NHTSA kicks off grand program to curb distracted driving

Texting Driving

Recently, a new program has been revealed called the “Blueprint for Ending Distracted Driving” by U.S. Transportation Secretary Ray LaHood, along with other plans to help put a stop to distracted driving.

The “Blueprint for Ending Distracted Driving” spawns from a successful trial that took place last year. Both Hartford, Connecticut and Syracuse, New York law enforcement agencies took part in jacking up fines for drivers caught using phones behind the wheel. As a result of the trial, Syracuse experienced a 32-percent drop in the amount of distracted drivers on the road, while Hartford’s decline was at 72 percent. Backing up the fear of the hefty fines with media coverage of the changes are part of the plan, as well.

Under the new plan, set to launch this fall, $2.4 million in grants will be issued to law enforcement agencies in select counties in Sacramento Valley, California, and the entire state of Delaware to fund programs like the “Click it or Ticket” campaign to get drivers to buckle up, in this case, the “Phone in One Hand, Ticket in the Other” program, and the like.

The National Highway Traffic Safety Administration says 3092 people were killed by distracted drivers in 2010, which works out to one in ten driver fatalities. Its research also shows that 100,000 drivers are sending text messages at any point.

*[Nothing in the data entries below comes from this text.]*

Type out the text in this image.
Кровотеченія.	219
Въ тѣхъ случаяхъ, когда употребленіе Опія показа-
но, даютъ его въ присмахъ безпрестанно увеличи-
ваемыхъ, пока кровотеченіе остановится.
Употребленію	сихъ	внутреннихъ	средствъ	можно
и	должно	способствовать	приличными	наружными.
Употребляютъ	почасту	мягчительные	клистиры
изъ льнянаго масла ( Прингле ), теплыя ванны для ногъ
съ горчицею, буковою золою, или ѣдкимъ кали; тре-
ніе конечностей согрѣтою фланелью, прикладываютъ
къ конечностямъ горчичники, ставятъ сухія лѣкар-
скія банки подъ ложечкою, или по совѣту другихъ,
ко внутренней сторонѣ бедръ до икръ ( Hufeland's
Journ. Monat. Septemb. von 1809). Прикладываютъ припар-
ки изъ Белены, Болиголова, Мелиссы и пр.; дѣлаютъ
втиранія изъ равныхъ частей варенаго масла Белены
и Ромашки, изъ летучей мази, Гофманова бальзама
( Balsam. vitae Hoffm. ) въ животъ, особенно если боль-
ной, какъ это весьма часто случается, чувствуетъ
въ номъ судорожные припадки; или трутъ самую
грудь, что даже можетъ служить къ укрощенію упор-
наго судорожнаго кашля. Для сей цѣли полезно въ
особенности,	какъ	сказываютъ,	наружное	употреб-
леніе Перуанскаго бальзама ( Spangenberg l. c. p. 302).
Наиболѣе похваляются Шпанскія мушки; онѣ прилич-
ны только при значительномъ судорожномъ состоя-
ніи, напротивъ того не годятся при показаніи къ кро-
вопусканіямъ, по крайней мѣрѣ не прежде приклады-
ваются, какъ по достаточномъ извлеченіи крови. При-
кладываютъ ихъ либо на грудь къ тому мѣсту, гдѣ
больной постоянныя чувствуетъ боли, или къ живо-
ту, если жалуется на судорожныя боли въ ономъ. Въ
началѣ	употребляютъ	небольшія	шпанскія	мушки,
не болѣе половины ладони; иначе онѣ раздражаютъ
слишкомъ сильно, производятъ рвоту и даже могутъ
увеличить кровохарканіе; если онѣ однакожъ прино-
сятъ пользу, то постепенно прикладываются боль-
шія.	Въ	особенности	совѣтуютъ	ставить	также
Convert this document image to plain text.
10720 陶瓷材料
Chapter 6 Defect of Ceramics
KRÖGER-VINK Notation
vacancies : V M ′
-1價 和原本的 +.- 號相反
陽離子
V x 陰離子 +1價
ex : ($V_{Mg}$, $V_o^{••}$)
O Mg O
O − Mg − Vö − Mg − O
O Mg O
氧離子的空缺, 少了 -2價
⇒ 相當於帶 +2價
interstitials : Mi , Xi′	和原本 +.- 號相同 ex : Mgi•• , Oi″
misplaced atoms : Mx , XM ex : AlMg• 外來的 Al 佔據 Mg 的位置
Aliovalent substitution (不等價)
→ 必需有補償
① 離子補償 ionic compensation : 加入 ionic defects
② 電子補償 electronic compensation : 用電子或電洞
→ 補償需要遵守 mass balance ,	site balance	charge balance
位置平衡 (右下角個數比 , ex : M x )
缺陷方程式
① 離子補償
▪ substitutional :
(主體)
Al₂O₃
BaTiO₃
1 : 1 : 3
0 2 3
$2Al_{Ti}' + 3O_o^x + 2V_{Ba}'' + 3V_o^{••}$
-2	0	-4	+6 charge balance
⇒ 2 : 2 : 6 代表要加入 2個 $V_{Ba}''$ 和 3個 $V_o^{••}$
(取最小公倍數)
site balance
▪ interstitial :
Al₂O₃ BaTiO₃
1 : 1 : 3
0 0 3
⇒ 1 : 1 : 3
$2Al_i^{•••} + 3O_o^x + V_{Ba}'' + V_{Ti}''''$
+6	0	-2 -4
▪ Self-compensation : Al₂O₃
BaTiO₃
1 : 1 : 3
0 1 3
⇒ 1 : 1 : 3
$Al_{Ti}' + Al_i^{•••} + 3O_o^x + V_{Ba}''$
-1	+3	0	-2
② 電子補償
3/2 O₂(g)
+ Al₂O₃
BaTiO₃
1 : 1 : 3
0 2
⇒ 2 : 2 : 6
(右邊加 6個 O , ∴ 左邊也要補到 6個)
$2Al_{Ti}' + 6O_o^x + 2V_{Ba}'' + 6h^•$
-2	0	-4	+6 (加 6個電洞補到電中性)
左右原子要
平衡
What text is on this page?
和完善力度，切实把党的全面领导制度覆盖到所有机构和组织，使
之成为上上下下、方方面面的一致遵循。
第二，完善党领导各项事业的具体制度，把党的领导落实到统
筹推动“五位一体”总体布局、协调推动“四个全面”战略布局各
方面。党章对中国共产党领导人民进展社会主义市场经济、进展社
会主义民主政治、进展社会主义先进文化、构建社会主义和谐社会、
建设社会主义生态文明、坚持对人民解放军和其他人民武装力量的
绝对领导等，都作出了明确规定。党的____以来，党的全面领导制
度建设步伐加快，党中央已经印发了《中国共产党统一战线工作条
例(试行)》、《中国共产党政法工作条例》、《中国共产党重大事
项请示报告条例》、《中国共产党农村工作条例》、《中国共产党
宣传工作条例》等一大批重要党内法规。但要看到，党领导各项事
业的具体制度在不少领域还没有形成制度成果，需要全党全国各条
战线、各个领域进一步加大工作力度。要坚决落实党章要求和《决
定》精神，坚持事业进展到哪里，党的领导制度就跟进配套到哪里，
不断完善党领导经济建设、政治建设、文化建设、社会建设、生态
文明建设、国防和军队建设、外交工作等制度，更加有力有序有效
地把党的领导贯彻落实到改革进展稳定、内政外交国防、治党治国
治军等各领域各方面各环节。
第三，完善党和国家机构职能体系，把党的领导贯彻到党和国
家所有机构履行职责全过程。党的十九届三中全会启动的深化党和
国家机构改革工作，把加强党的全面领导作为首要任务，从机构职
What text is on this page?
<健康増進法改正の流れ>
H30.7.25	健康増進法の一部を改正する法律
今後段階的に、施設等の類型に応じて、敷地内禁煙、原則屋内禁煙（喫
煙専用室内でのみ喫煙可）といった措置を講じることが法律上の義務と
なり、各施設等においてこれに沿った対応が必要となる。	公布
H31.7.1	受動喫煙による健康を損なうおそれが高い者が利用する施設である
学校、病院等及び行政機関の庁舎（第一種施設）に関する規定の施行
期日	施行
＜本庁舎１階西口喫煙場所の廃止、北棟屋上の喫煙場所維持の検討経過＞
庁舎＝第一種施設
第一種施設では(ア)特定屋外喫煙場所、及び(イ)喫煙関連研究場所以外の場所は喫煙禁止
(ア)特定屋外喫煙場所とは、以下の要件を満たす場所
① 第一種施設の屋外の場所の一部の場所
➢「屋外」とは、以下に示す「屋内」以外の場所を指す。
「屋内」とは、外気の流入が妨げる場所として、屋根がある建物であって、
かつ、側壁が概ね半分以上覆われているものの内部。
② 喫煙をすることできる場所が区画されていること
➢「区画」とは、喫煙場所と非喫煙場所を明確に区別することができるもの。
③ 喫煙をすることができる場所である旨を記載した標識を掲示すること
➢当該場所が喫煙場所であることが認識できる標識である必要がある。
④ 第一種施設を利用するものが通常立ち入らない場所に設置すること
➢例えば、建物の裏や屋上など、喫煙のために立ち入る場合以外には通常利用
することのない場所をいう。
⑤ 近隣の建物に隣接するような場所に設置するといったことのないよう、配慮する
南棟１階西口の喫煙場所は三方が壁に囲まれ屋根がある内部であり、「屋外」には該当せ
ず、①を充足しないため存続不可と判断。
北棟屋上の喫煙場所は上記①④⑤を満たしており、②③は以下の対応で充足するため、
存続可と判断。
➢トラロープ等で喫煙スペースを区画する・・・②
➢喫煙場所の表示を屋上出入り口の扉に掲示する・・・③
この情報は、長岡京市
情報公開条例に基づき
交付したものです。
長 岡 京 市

In addition, the plan asks that states that do not currently have laws against texting behind the wheel implement them, and also will continue to press automakers to refine their in-car technologies, like the set of guidelines released in the beginning of the year. Driver’s education establishments are also being asked to fold in information on distracted driving into their programs, since, per the NHTSA, it is three times more likely that a driver 25 or under will send a text or e-mail while driving.